Faster offline sessions loading by increasing infinispan sessionsPerSegment

80 zobrazení
Preskočiť na prvú neprečítanú správu

Thomas Darimont

neprečítané,
8. 5. 2020, 4:13:288. 5. 2020
komu: Keycloak Dev
Hello Keycloak team,

When Keycloak starts  the offline-users and offline-client sessions are loaded from the database in incremental batches into the infinispan cache . 
The batch size seems to be determined by the "sessionsPerSegment" setting used by the org.keycloak.models.sessions.infinispan.InfinispanUserSessionProvider.

 By default, "sessionsPerSegment" is set to 64 in org.keycloak.models.sessions.infinispan.InfinispanUserSessionProviderFactory#getSessionsPerSegment.

This can lead to many queries if there is a big amount of offline sessions in the database, which considerably slows down the server startup of the first Keycloak server instance of a cluster.
In my case, there are around 400k offline user/client sessions loaded from a decently scaled remote database (PostgreSQL, 4 CPU, 16 GB memory) on Azure from a Keycloak Kubernetes cluster running in AKS. 
Reading that data from the database currently takes around 14mins and is the most dominant factor contributing to downtime of around 20 mins for a full cluster restart.

Note, that in this setup the user-offline-sessions and client-offline-sessions are configured as replicated caches in infinispan, by default those caches are distributed-caches. 
This was necessary to guarantee that every Keycloak instance can reliably read the same offline-session information as fast as possible, at the cost of a slower cache write time.

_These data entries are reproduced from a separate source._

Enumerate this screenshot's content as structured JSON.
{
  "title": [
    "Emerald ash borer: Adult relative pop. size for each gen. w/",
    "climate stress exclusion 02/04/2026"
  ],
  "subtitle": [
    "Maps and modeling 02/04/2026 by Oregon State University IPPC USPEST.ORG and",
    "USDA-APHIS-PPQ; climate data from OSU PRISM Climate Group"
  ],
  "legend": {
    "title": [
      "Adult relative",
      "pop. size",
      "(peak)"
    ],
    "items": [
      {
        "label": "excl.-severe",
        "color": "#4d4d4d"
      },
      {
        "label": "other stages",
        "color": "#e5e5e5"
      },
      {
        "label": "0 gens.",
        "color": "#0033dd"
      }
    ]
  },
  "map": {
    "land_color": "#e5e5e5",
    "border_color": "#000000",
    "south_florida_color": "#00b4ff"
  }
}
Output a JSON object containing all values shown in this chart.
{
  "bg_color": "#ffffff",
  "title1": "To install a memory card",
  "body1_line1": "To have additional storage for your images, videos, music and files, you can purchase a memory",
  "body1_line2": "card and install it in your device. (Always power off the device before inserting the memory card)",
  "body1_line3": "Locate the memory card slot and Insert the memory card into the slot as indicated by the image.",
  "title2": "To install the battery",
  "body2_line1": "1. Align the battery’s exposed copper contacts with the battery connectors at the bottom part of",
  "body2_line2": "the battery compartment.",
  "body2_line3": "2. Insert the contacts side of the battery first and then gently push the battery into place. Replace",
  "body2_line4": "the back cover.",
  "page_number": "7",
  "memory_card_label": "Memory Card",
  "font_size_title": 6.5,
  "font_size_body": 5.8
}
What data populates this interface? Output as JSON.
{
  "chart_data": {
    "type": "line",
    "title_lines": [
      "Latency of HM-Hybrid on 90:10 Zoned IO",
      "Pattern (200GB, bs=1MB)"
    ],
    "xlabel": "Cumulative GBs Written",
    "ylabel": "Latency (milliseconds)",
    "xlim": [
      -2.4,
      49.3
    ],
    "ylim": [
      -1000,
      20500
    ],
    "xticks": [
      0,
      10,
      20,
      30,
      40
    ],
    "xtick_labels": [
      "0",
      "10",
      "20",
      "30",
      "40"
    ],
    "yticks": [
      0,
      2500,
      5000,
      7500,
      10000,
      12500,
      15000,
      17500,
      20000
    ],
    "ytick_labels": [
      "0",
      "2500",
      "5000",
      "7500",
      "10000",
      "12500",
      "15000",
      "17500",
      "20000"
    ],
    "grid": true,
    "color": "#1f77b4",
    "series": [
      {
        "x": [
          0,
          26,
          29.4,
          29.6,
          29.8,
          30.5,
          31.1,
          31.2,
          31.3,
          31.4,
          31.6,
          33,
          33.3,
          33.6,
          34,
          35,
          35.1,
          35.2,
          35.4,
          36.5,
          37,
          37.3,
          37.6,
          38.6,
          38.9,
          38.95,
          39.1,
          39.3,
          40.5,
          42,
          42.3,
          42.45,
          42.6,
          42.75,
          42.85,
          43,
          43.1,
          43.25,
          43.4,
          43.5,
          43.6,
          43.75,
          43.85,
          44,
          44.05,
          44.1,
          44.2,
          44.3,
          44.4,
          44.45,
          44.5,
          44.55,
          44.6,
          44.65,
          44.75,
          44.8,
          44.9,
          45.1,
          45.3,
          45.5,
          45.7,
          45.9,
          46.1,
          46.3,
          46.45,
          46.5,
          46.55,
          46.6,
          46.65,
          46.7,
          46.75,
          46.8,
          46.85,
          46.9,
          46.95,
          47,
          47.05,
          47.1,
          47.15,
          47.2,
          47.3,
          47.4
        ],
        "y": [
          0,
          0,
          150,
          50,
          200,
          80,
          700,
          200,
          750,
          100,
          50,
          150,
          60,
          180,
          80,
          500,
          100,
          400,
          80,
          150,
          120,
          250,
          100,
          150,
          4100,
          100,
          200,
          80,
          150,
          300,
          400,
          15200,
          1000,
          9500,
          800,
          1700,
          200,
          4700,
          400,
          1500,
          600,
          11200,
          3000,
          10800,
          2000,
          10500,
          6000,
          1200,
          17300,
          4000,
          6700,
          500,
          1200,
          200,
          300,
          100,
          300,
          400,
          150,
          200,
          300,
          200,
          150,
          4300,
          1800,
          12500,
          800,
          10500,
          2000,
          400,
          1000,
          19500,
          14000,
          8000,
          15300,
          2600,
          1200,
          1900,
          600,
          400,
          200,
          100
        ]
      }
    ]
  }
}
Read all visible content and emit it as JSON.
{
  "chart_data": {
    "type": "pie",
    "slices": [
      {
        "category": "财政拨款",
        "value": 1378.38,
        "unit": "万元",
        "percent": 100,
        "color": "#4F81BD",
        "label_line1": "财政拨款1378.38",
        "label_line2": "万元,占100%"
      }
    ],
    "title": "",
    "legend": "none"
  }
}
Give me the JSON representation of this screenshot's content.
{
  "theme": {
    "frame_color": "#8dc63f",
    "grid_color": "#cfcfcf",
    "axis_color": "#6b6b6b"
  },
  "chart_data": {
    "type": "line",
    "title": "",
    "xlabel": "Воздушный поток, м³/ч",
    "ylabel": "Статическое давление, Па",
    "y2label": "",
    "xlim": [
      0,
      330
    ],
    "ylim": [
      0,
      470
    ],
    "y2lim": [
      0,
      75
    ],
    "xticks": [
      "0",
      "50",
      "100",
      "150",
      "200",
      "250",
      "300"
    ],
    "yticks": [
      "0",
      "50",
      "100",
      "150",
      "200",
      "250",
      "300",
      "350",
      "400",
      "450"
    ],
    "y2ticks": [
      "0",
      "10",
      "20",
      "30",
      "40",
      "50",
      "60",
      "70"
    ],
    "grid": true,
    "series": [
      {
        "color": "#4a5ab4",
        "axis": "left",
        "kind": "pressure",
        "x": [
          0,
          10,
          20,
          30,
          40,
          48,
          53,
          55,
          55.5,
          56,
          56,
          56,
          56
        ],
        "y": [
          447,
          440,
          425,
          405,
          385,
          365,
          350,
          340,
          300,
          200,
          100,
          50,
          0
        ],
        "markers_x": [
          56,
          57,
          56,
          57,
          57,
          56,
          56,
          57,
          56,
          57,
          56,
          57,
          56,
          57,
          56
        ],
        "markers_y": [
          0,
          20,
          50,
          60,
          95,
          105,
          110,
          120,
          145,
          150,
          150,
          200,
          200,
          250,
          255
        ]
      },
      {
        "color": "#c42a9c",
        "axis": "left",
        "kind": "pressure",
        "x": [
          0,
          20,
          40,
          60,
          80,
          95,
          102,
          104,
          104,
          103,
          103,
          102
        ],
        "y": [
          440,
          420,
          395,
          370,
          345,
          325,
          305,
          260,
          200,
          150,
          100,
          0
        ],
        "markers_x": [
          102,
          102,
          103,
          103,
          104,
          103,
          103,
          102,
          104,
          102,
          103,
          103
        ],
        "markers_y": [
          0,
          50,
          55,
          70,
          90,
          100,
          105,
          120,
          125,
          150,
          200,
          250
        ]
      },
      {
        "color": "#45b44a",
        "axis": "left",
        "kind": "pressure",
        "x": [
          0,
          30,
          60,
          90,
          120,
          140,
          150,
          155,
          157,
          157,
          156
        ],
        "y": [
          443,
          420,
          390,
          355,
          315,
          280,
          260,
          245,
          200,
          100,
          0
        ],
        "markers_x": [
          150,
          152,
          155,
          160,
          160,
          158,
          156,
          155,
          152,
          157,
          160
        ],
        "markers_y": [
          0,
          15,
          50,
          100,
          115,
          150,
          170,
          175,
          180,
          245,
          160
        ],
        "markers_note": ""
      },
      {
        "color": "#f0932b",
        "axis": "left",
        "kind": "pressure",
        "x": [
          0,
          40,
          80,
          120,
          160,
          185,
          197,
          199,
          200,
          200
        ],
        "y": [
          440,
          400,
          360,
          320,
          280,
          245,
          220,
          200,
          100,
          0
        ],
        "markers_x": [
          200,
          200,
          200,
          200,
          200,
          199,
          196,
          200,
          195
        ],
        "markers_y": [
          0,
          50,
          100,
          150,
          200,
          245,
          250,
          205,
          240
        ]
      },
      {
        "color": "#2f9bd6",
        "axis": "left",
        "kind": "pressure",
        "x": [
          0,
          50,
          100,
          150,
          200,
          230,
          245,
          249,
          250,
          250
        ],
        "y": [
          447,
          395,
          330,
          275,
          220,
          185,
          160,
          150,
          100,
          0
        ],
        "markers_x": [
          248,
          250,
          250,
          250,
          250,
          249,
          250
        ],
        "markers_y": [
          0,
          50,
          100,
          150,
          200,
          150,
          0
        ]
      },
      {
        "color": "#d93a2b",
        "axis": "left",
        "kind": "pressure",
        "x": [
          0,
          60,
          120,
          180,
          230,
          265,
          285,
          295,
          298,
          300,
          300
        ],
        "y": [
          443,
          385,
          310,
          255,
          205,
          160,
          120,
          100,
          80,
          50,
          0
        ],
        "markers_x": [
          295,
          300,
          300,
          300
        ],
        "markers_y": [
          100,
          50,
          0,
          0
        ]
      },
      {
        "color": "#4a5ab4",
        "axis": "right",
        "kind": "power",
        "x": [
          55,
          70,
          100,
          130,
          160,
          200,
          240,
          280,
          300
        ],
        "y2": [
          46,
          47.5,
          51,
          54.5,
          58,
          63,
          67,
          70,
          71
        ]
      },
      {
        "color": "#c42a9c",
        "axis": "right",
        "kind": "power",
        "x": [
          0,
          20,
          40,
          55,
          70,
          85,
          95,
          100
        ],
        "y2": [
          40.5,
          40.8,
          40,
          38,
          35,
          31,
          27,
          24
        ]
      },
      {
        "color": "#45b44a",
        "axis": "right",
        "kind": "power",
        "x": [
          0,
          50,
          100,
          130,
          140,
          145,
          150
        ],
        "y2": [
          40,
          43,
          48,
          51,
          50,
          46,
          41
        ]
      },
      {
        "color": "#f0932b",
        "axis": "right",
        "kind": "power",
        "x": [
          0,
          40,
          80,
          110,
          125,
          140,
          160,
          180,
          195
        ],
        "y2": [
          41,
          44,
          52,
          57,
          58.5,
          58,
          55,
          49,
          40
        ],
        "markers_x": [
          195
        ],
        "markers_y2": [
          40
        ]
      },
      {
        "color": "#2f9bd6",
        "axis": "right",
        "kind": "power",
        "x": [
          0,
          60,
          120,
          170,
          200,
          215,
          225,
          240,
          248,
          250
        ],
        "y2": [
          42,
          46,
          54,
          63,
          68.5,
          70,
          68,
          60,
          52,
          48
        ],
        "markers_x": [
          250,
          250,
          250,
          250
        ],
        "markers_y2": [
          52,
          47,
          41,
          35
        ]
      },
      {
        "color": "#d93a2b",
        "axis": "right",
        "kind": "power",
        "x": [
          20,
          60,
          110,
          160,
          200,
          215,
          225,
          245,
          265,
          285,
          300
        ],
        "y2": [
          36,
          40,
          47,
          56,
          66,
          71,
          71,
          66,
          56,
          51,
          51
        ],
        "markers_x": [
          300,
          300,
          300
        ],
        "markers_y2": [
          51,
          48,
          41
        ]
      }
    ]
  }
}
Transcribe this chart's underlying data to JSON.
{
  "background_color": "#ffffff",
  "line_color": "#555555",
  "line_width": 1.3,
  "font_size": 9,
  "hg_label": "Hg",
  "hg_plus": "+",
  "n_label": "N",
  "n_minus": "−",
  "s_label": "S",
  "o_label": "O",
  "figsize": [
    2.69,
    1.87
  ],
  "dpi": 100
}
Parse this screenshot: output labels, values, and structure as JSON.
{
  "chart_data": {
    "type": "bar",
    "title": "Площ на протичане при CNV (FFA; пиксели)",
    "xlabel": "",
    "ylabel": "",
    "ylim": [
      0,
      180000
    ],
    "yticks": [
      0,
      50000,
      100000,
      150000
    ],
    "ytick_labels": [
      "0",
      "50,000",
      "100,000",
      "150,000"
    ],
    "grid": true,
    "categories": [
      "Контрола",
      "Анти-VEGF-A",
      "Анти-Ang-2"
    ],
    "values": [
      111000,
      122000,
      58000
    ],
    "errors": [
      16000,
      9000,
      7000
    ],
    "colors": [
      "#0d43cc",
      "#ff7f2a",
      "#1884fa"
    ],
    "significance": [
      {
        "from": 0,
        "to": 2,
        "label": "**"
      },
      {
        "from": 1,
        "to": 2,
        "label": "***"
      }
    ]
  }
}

The offline-sessions are loaded after hibernate was initialized, which can be observed in the logs:
06:21:07,015 INFO [org.hibernate.hql.internal.QueryTranslatorFactoryInitiator] (ServerService Thread Pool -- 68) HHH000397: Using ASTQueryTranslatorFactory 
// offline-session loading happens in between these two log messages...
06:35:00,301 INFO [org.jboss.resteasy.resteasy_jaxrs.i18n] (ServerService Thread Pool -- 68) RESTEASY002225: Deploying javax.ws.rs.core.Application: class 

To reduce the number of queries being sent to the database I tried to increase the batch size which is returned, by increasing the sessionsPerSegment from 64 in power of two increments.

I learned that currently there is no configurable element in the keycloak-subsystem configuration to adjust that setting. The following SPI configuration creates a new configurable element in the keycloak-server subsystem.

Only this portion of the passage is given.